27 Mart 2009 Cuma

2009 Yerel Seçimleri Hakkında - 1 "Beni Temsil Eden Parti Yok"


Seçimler demokratik düzenin temelleridir. Herkesçe bilinen, herkesin o ve ya bu şekilde duyduğu ve katıldığı bu gerçek ne yazık ki iş başa düşünce unutuluyor.

Seçim dönemlerinde eş dost çevrelerinden duyduğumuz "Beni temsil eden parti yok" tümcesi artık o derece yaygınlaşmış ve ağızlara pelesenk olmuştur ki, daha büyük partilerin siyaset yelpazesinin neresinde olduklarından haberi bile olmayan insanların oy vermemek için tek sebebi olmuştur. Tamam, bazı insanlar sadece günümüz siyasetine değil genel olarak tarihte siyasete çok hakimdirler ve derin düşüncelerini temsil edecek parti bulamamaktadırlar; fakat onlar dahi, akıllarındaki siyasal düzene ulaşmak için "sıçrama taşları" olacak partilere oy vermektedirler.

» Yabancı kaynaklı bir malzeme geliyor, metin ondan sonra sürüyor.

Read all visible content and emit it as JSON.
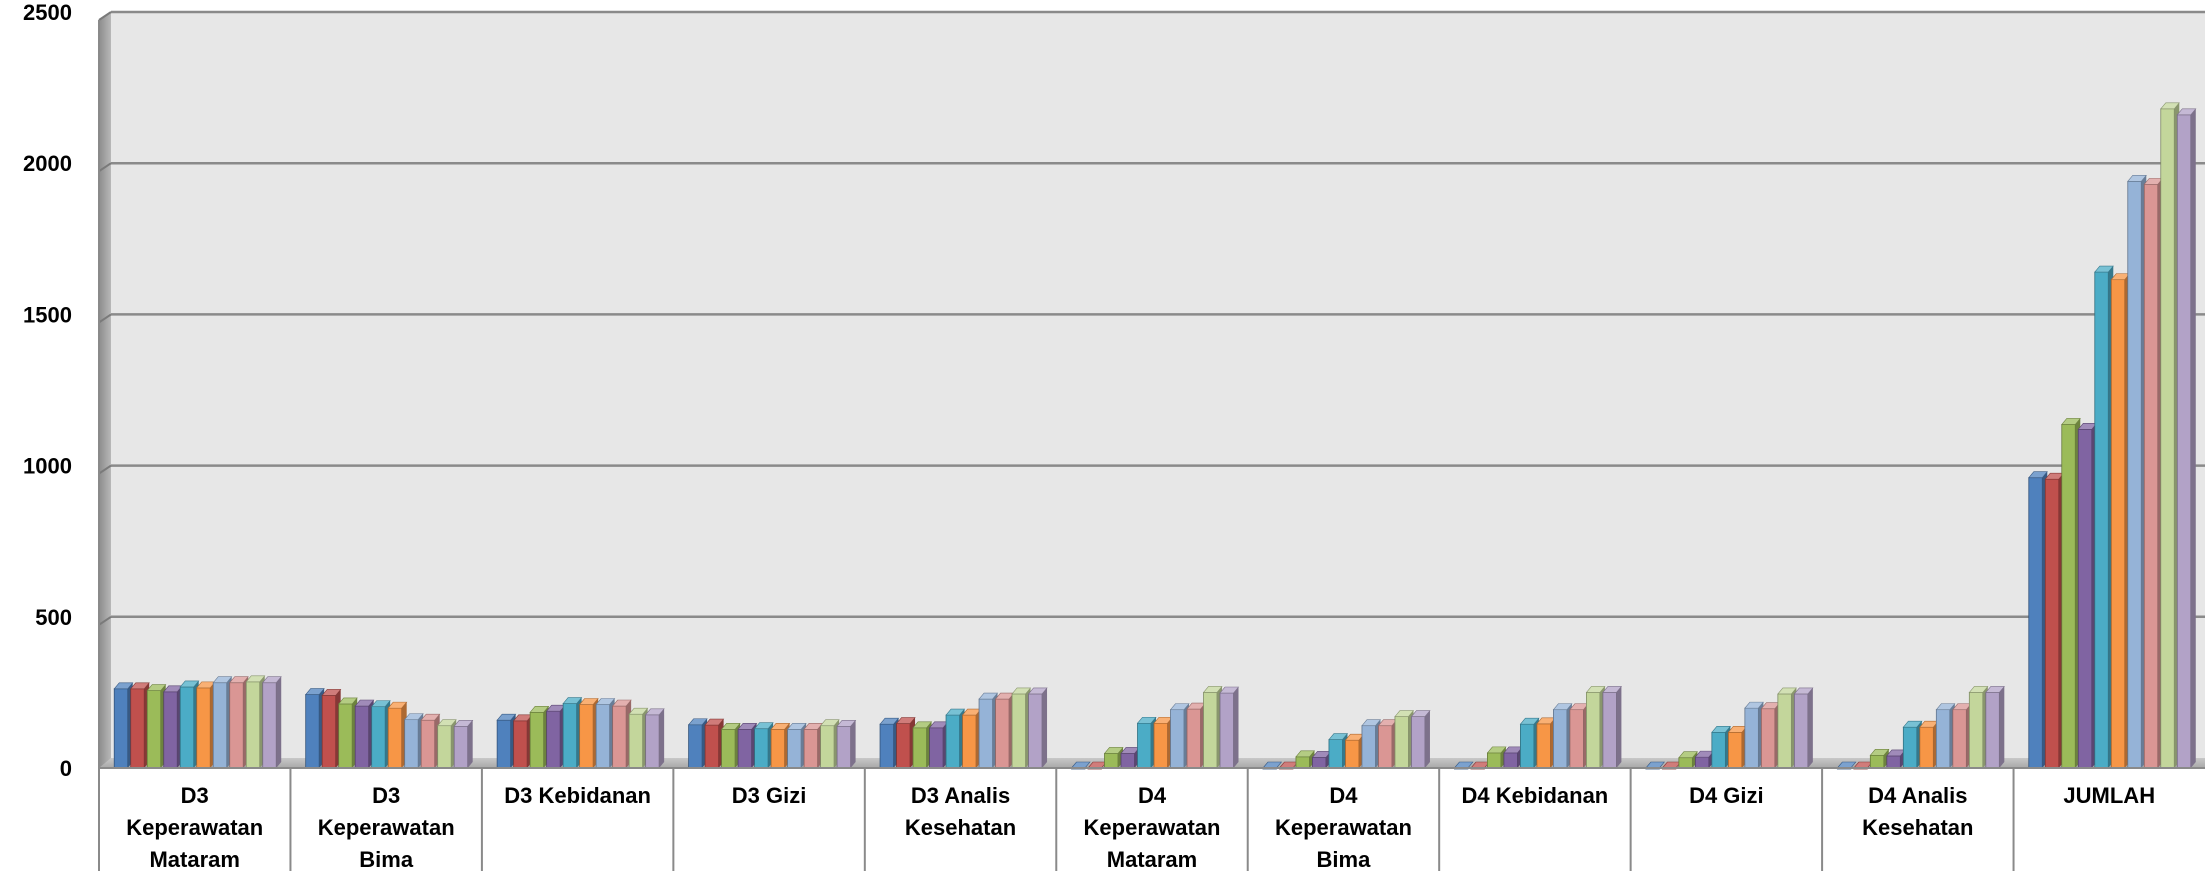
{
  "chart_data": {
    "type": "bar",
    "ylim": [
      0,
      2500
    ],
    "yticks": [
      "0",
      "500",
      "1000",
      "1500",
      "2000",
      "2500"
    ],
    "grid": true,
    "categories": [
      [
        "D3",
        "Keperawatan",
        "Mataram"
      ],
      [
        "D3",
        "Keperawatan",
        "Bima"
      ],
      [
        "D3 Kebidanan"
      ],
      [
        "D3 Gizi"
      ],
      [
        "D3 Analis",
        "Kesehatan"
      ],
      [
        "D4",
        "Keperawatan",
        "Mataram"
      ],
      [
        "D4",
        "Keperawatan",
        "Bima"
      ],
      [
        "D4 Kebidanan"
      ],
      [
        "D4 Gizi"
      ],
      [
        "D4 Analis",
        "Kesehatan"
      ],
      [
        "JUMLAH"
      ]
    ],
    "series": [
      {
        "color": "#4f81bd",
        "values": [
          262,
          243,
          158,
          143,
          145,
          0,
          0,
          0,
          0,
          0,
          960
        ]
      },
      {
        "color": "#c0504d",
        "values": [
          262,
          240,
          156,
          142,
          147,
          0,
          0,
          0,
          0,
          0,
          955
        ]
      },
      {
        "color": "#9bbb59",
        "values": [
          256,
          212,
          184,
          128,
          133,
          48,
          37,
          50,
          34,
          42,
          1136
        ]
      },
      {
        "color": "#8064a2",
        "values": [
          252,
          205,
          188,
          128,
          133,
          48,
          35,
          50,
          36,
          40,
          1120
        ]
      },
      {
        "color": "#4bacc6",
        "values": [
          268,
          203,
          213,
          130,
          175,
          148,
          94,
          145,
          118,
          135,
          1640
        ]
      },
      {
        "color": "#f79646",
        "values": [
          265,
          198,
          210,
          128,
          175,
          148,
          92,
          146,
          118,
          135,
          1615
        ]
      },
      {
        "color": "#95b3d7",
        "values": [
          282,
          160,
          210,
          128,
          228,
          193,
          140,
          193,
          198,
          193,
          1940
        ]
      },
      {
        "color": "#da9694",
        "values": [
          282,
          158,
          205,
          128,
          228,
          195,
          140,
          193,
          196,
          193,
          1930
        ]
      },
      {
        "color": "#c3d69b",
        "values": [
          285,
          140,
          178,
          140,
          245,
          250,
          170,
          250,
          245,
          250,
          2180
        ]
      },
      {
        "color": "#b2a2c7",
        "values": [
          282,
          138,
          176,
          138,
          245,
          248,
          170,
          250,
          245,
          250,
          2160
        ]
      }
    ]
  }
}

Bu sebepten oy vermemek ve bunun temelini beni temsil edecek parti yok düşüncesine bağdaştırmak sadece kaçmaktır.

Böyle düşünen insanların mantıklı olduğunu kabul edebilmem için öncelikle her partinin -sadece büyük olanların değil hepsinin- genel duruşundan haberdar, parti başkanlarının geçmişi hakkında genel bir bilgiye sahip ve en önemlisi kendi düşünceleri ile parti ya da partilerin savunduğu düşüncelerin fark ve benzerliklerini iyi süzmüş olması şarttır. Bu şartlar sağlandığı vakit hala oy vermek istemediğini belirten bir kişiye kimsenin karşı çıkamayacağını düşünüyorum. Kendinin böyle olduğunu sanan kişiler içinse söylenecek pek fazla birşey yok. Kendi görüşümden bahsetmem gerekirse de bugün bilimsel sosyalizmi savunan bir parti dahi varsa (EMEP - Emek Partisi), herkesin düşüncesi doğrultusunda bir parti vardır diyorum ben.

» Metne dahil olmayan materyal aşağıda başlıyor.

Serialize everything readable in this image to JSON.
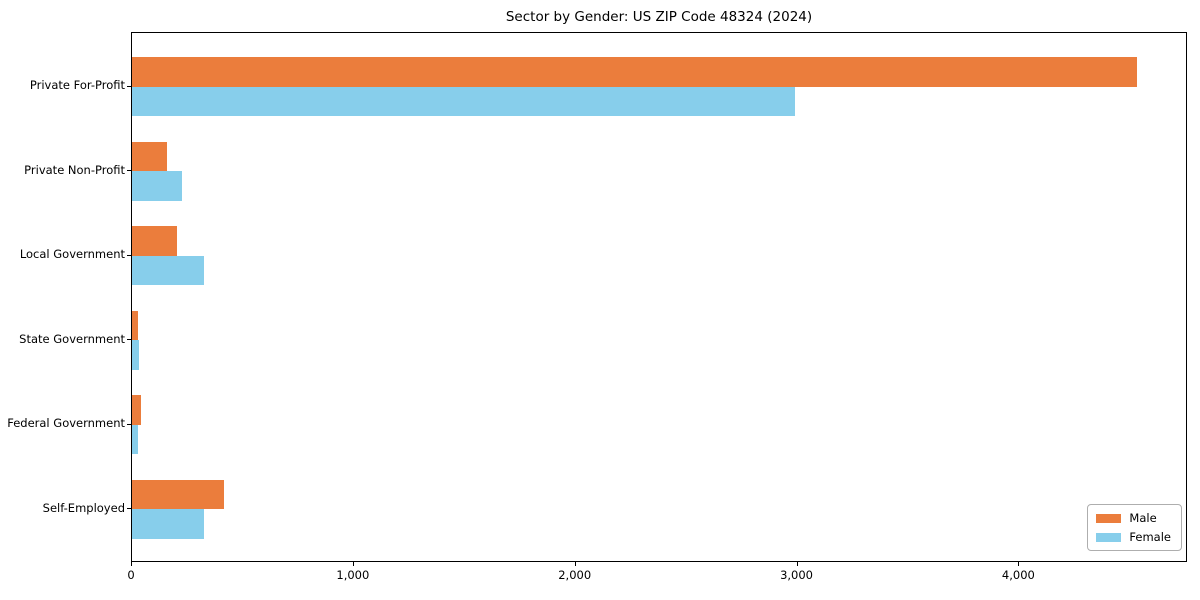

Tek dertleri okulda ortam yapmak olan, doğru dürüst bir tane bile siyasi içerikli kitap dergi okumamış, siyasi parti isimlerinin açılımlarını bile bilmeyen bir kişi çıkıp beni temsil edecek parti bulamıyorum diyorsa o zaman siyaset bilinci ve dolayısıyla demokrasi Türkiye Cumhuriyeti sınırlarında oturmamış demektir. Siyasetten az çok anlayan, partiler hakkında yüzeyselde olsa bir bilgisi olan ve hangi partiye oy vereceğini seçebilecek kadar bir altyapıya sahip birinin bu tümceyi sarfettikten sonra kalkıp mevcut iktidarı ve yerel yönetimi eleştirmesi ise bence kabul edilebilir bir davranış değildir. Tanıyın siyasal partileri, bakın parti başkanları nasıl kişiler, yerel yönetimlerdeki adayları neler yapmış neler yapmamış; sonra da o ve ya bu şekilde bir karara varın. Bu konuda bu kadar ısrarlıyım çünkü bu sağ sol meselesi değil, tamamen demokrasi ile ilgili bir sorun.

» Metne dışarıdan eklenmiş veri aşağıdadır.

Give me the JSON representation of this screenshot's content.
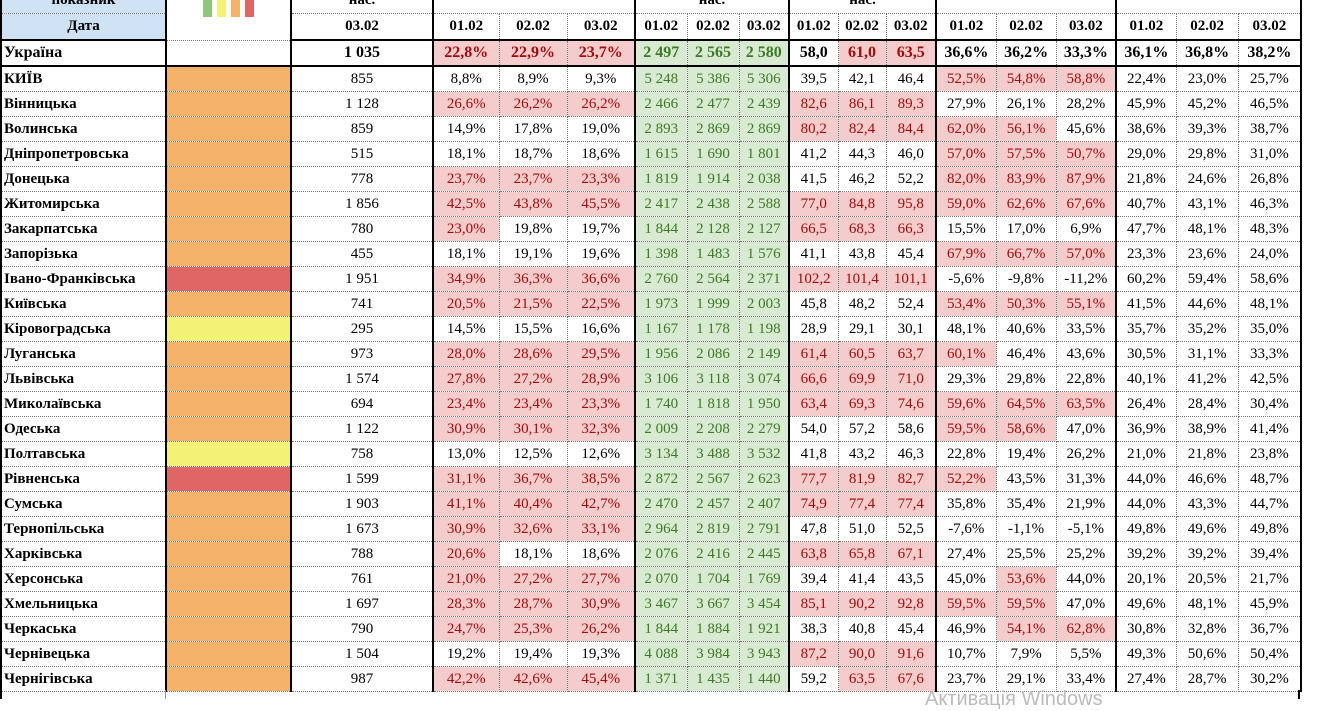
{
  "header": {
    "indicator_label": "показник",
    "date_label": "Дата",
    "legend_colors": [
      "#93c47d",
      "#f3f176",
      "#f4b26b",
      "#e06666"
    ],
    "top_labels": [
      "нас.",
      "",
      "нас.",
      "нас.",
      "",
      ""
    ],
    "first_date": "03.02",
    "dates": [
      "01.02",
      "02.02",
      "03.02"
    ]
  },
  "colors": {
    "orange": "#f4b26b",
    "red": "#e06666",
    "yellow": "#f3f176",
    "pink_fill": "#f4cccc",
    "pink_text": "#a50a0a",
    "green_fill": "#d9ead3",
    "green_text": "#3c7a23"
  },
  "ukraine": {
    "name": "Україна",
    "pop": "1 035",
    "g1": [
      "22,8%",
      "22,9%",
      "23,7%"
    ],
    "g2": [
      "2 497",
      "2 565",
      "2 580"
    ],
    "g3": [
      "58,0",
      "61,0",
      "63,5"
    ],
    "g4": [
      "36,6%",
      "36,2%",
      "33,3%"
    ],
    "g5": [
      "36,1%",
      "36,8%",
      "38,2%"
    ]
  },
  "rows": [
    {
      "name": "КИЇВ",
      "status": "orange",
      "pop": "855",
      "g1": [
        "8,8%",
        "8,9%",
        "9,3%"
      ],
      "g2": [
        "5 248",
        "5 386",
        "5 306"
      ],
      "g3": [
        "39,5",
        "42,1",
        "46,4"
      ],
      "g4": [
        "52,5%",
        "54,8%",
        "58,8%"
      ],
      "g5": [
        "22,4%",
        "23,0%",
        "25,7%"
      ]
    },
    {
      "name": "Вінницька",
      "status": "orange",
      "pop": "1 128",
      "g1": [
        "26,6%",
        "26,2%",
        "26,2%"
      ],
      "g2": [
        "2 466",
        "2 477",
        "2 439"
      ],
      "g3": [
        "82,6",
        "86,1",
        "89,3"
      ],
      "g4": [
        "27,9%",
        "26,1%",
        "28,2%"
      ],
      "g5": [
        "45,9%",
        "45,2%",
        "46,5%"
      ]
    },
    {
      "name": "Волинська",
      "status": "orange",
      "pop": "859",
      "g1": [
        "14,9%",
        "17,8%",
        "19,0%"
      ],
      "g2": [
        "2 893",
        "2 869",
        "2 869"
      ],
      "g3": [
        "80,2",
        "82,4",
        "84,4"
      ],
      "g4": [
        "62,0%",
        "56,1%",
        "45,6%"
      ],
      "g5": [
        "38,6%",
        "39,3%",
        "38,7%"
      ]
    },
    {
      "name": "Дніпропетровська",
      "status": "orange",
      "pop": "515",
      "g1": [
        "18,1%",
        "18,7%",
        "18,6%"
      ],
      "g2": [
        "1 615",
        "1 690",
        "1 801"
      ],
      "g3": [
        "41,2",
        "44,3",
        "46,0"
      ],
      "g4": [
        "57,0%",
        "57,5%",
        "50,7%"
      ],
      "g5": [
        "29,0%",
        "29,8%",
        "31,0%"
      ]
    },
    {
      "name": "Донецька",
      "status": "orange",
      "pop": "778",
      "g1": [
        "23,7%",
        "23,7%",
        "23,3%"
      ],
      "g2": [
        "1 819",
        "1 914",
        "2 038"
      ],
      "g3": [
        "41,5",
        "46,2",
        "52,2"
      ],
      "g4": [
        "82,0%",
        "83,9%",
        "87,9%"
      ],
      "g5": [
        "21,8%",
        "24,6%",
        "26,8%"
      ]
    },
    {
      "name": "Житомирська",
      "status": "orange",
      "pop": "1 856",
      "g1": [
        "42,5%",
        "43,8%",
        "45,5%"
      ],
      "g2": [
        "2 417",
        "2 438",
        "2 588"
      ],
      "g3": [
        "77,0",
        "84,8",
        "95,8"
      ],
      "g4": [
        "59,0%",
        "62,6%",
        "67,6%"
      ],
      "g5": [
        "40,7%",
        "43,1%",
        "46,3%"
      ]
    },
    {
      "name": "Закарпатська",
      "status": "orange",
      "pop": "780",
      "g1": [
        "23,0%",
        "19,8%",
        "19,7%"
      ],
      "g2": [
        "1 844",
        "2 128",
        "2 127"
      ],
      "g3": [
        "66,5",
        "68,3",
        "66,3"
      ],
      "g4": [
        "15,5%",
        "17,0%",
        "6,9%"
      ],
      "g5": [
        "47,7%",
        "48,1%",
        "48,3%"
      ]
    },
    {
      "name": "Запорізька",
      "status": "orange",
      "pop": "455",
      "g1": [
        "18,1%",
        "19,1%",
        "19,6%"
      ],
      "g2": [
        "1 398",
        "1 483",
        "1 576"
      ],
      "g3": [
        "41,1",
        "43,8",
        "45,4"
      ],
      "g4": [
        "67,9%",
        "66,7%",
        "57,0%"
      ],
      "g5": [
        "23,3%",
        "23,6%",
        "24,0%"
      ]
    },
    {
      "name": "Івано-Франківська",
      "status": "red",
      "pop": "1 951",
      "g1": [
        "34,9%",
        "36,3%",
        "36,6%"
      ],
      "g2": [
        "2 760",
        "2 564",
        "2 371"
      ],
      "g3": [
        "102,2",
        "101,4",
        "101,1"
      ],
      "g4": [
        "-5,6%",
        "-9,8%",
        "-11,2%"
      ],
      "g5": [
        "60,2%",
        "59,4%",
        "58,6%"
      ]
    },
    {
      "name": "Київська",
      "status": "orange",
      "pop": "741",
      "g1": [
        "20,5%",
        "21,5%",
        "22,5%"
      ],
      "g2": [
        "1 973",
        "1 999",
        "2 003"
      ],
      "g3": [
        "45,8",
        "48,2",
        "52,4"
      ],
      "g4": [
        "53,4%",
        "50,3%",
        "55,1%"
      ],
      "g5": [
        "41,5%",
        "44,6%",
        "48,1%"
      ]
    },
    {
      "name": "Кіровоградська",
      "status": "yellow",
      "pop": "295",
      "g1": [
        "14,5%",
        "15,5%",
        "16,6%"
      ],
      "g2": [
        "1 167",
        "1 178",
        "1 198"
      ],
      "g3": [
        "28,9",
        "29,1",
        "30,1"
      ],
      "g4": [
        "48,1%",
        "40,6%",
        "33,5%"
      ],
      "g5": [
        "35,7%",
        "35,2%",
        "35,0%"
      ]
    },
    {
      "name": "Луганська",
      "status": "orange",
      "pop": "973",
      "g1": [
        "28,0%",
        "28,6%",
        "29,5%"
      ],
      "g2": [
        "1 956",
        "2 086",
        "2 149"
      ],
      "g3": [
        "61,4",
        "60,5",
        "63,7"
      ],
      "g4": [
        "60,1%",
        "46,4%",
        "43,6%"
      ],
      "g5": [
        "30,5%",
        "31,1%",
        "33,3%"
      ]
    },
    {
      "name": "Львівська",
      "status": "orange",
      "pop": "1 574",
      "g1": [
        "27,8%",
        "27,2%",
        "28,9%"
      ],
      "g2": [
        "3 106",
        "3 118",
        "3 074"
      ],
      "g3": [
        "66,6",
        "69,9",
        "71,0"
      ],
      "g4": [
        "29,3%",
        "29,8%",
        "22,8%"
      ],
      "g5": [
        "40,1%",
        "41,2%",
        "42,5%"
      ]
    },
    {
      "name": "Миколаївська",
      "status": "orange",
      "pop": "694",
      "g1": [
        "23,4%",
        "23,4%",
        "23,3%"
      ],
      "g2": [
        "1 740",
        "1 818",
        "1 950"
      ],
      "g3": [
        "63,4",
        "69,3",
        "74,6"
      ],
      "g4": [
        "59,6%",
        "64,5%",
        "63,5%"
      ],
      "g5": [
        "26,4%",
        "28,4%",
        "30,4%"
      ]
    },
    {
      "name": "Одеська",
      "status": "orange",
      "pop": "1 122",
      "g1": [
        "30,9%",
        "30,1%",
        "32,3%"
      ],
      "g2": [
        "2 009",
        "2 208",
        "2 279"
      ],
      "g3": [
        "54,0",
        "57,2",
        "58,6"
      ],
      "g4": [
        "59,5%",
        "58,6%",
        "47,0%"
      ],
      "g5": [
        "36,9%",
        "38,9%",
        "41,4%"
      ]
    },
    {
      "name": "Полтавська",
      "status": "yellow",
      "pop": "758",
      "g1": [
        "13,0%",
        "12,5%",
        "12,6%"
      ],
      "g2": [
        "3 134",
        "3 488",
        "3 532"
      ],
      "g3": [
        "41,8",
        "43,2",
        "46,3"
      ],
      "g4": [
        "22,8%",
        "19,4%",
        "26,2%"
      ],
      "g5": [
        "21,0%",
        "21,8%",
        "23,8%"
      ]
    },
    {
      "name": "Рівненська",
      "status": "red",
      "pop": "1 599",
      "g1": [
        "31,1%",
        "36,7%",
        "38,5%"
      ],
      "g2": [
        "2 872",
        "2 567",
        "2 623"
      ],
      "g3": [
        "77,7",
        "81,9",
        "82,7"
      ],
      "g4": [
        "52,2%",
        "43,5%",
        "31,3%"
      ],
      "g5": [
        "44,0%",
        "46,6%",
        "48,7%"
      ]
    },
    {
      "name": "Сумська",
      "status": "orange",
      "pop": "1 903",
      "g1": [
        "41,1%",
        "40,4%",
        "42,7%"
      ],
      "g2": [
        "2 470",
        "2 457",
        "2 407"
      ],
      "g3": [
        "74,9",
        "77,4",
        "77,4"
      ],
      "g4": [
        "35,8%",
        "35,4%",
        "21,9%"
      ],
      "g5": [
        "44,0%",
        "43,3%",
        "44,7%"
      ]
    },
    {
      "name": "Тернопільська",
      "status": "orange",
      "pop": "1 673",
      "g1": [
        "30,9%",
        "32,6%",
        "33,1%"
      ],
      "g2": [
        "2 964",
        "2 819",
        "2 791"
      ],
      "g3": [
        "47,8",
        "51,0",
        "52,5"
      ],
      "g4": [
        "-7,6%",
        "-1,1%",
        "-5,1%"
      ],
      "g5": [
        "49,8%",
        "49,6%",
        "49,8%"
      ]
    },
    {
      "name": "Харківська",
      "status": "orange",
      "pop": "788",
      "g1": [
        "20,6%",
        "18,1%",
        "18,6%"
      ],
      "g2": [
        "2 076",
        "2 416",
        "2 445"
      ],
      "g3": [
        "63,8",
        "65,8",
        "67,1"
      ],
      "g4": [
        "27,4%",
        "25,5%",
        "25,2%"
      ],
      "g5": [
        "39,2%",
        "39,2%",
        "39,4%"
      ]
    },
    {
      "name": "Херсонська",
      "status": "orange",
      "pop": "761",
      "g1": [
        "21,0%",
        "27,2%",
        "27,7%"
      ],
      "g2": [
        "2 070",
        "1 704",
        "1 769"
      ],
      "g3": [
        "39,4",
        "41,4",
        "43,5"
      ],
      "g4": [
        "45,0%",
        "53,6%",
        "44,0%"
      ],
      "g5": [
        "20,1%",
        "20,5%",
        "21,7%"
      ]
    },
    {
      "name": "Хмельницька",
      "status": "orange",
      "pop": "1 697",
      "g1": [
        "28,3%",
        "28,7%",
        "30,9%"
      ],
      "g2": [
        "3 467",
        "3 667",
        "3 454"
      ],
      "g3": [
        "85,1",
        "90,2",
        "92,8"
      ],
      "g4": [
        "59,5%",
        "59,5%",
        "47,0%"
      ],
      "g5": [
        "49,6%",
        "48,1%",
        "45,9%"
      ]
    },
    {
      "name": "Черкаська",
      "status": "orange",
      "pop": "790",
      "g1": [
        "24,7%",
        "25,3%",
        "26,2%"
      ],
      "g2": [
        "1 844",
        "1 884",
        "1 921"
      ],
      "g3": [
        "38,3",
        "40,8",
        "45,4"
      ],
      "g4": [
        "46,9%",
        "54,1%",
        "62,8%"
      ],
      "g5": [
        "30,8%",
        "32,8%",
        "36,7%"
      ]
    },
    {
      "name": "Чернівецька",
      "status": "orange",
      "pop": "1 504",
      "g1": [
        "19,2%",
        "19,4%",
        "19,3%"
      ],
      "g2": [
        "4 088",
        "3 984",
        "3 943"
      ],
      "g3": [
        "87,2",
        "90,0",
        "91,6"
      ],
      "g4": [
        "10,7%",
        "7,9%",
        "5,5%"
      ],
      "g5": [
        "49,3%",
        "50,6%",
        "50,4%"
      ]
    },
    {
      "name": "Чернігівська",
      "status": "orange",
      "pop": "987",
      "g1": [
        "42,2%",
        "42,6%",
        "45,4%"
      ],
      "g2": [
        "1 371",
        "1 435",
        "1 440"
      ],
      "g3": [
        "59,2",
        "63,5",
        "67,6"
      ],
      "g4": [
        "23,7%",
        "29,1%",
        "33,4%"
      ],
      "g5": [
        "27,4%",
        "28,7%",
        "30,2%"
      ]
    }
  ],
  "watermark": "Активація Windows"
}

Eğer Türkiye'deki siyasal partileri tanımıyorsanız:
Türkiye'deki faal siyasi partiler listesi

Doğruluğu konusunda şüphem olmayan bir yazı: Beyn.org: Oy kullanmamanın zararı

2 yorum:

GarajımdakiEjderha dedi ki...

Anlama, dinleme eylemleri keşke böyle anlatılınca anlaşılsa. Bu aralar Eğitim yazılarından, insanların kalıplarına dair yazılara kaydım epey bir. Çünkü o denli düz ve kesin yargılar var ki, bir de sadece ezber bozmaya oynasan bile yine kalıplarla düşünen insan sen oluyorsun :)

Bir de yazımda da yazmıştım, en güzeli ise size kronik muhalif, hayalperest falan denmesi. Üniversitedekilerin durumu acınası, geri kalan ülkeyi ise düşünmek bile istemiyorum.

Mustafa Özkan dedi ki...

Gerçekten haklısın. Kalıplar o kadar keskin ki ya öylesindir ya da değilsindir. Herkes durumu bundan ibaret sanıyor. Toplumun dayatmasını bir kenara koyan insanlar ise bazı şeylere daha verimli bakabiliyor. "Birinden birini seç" mantığı dışına çıkabiliyor.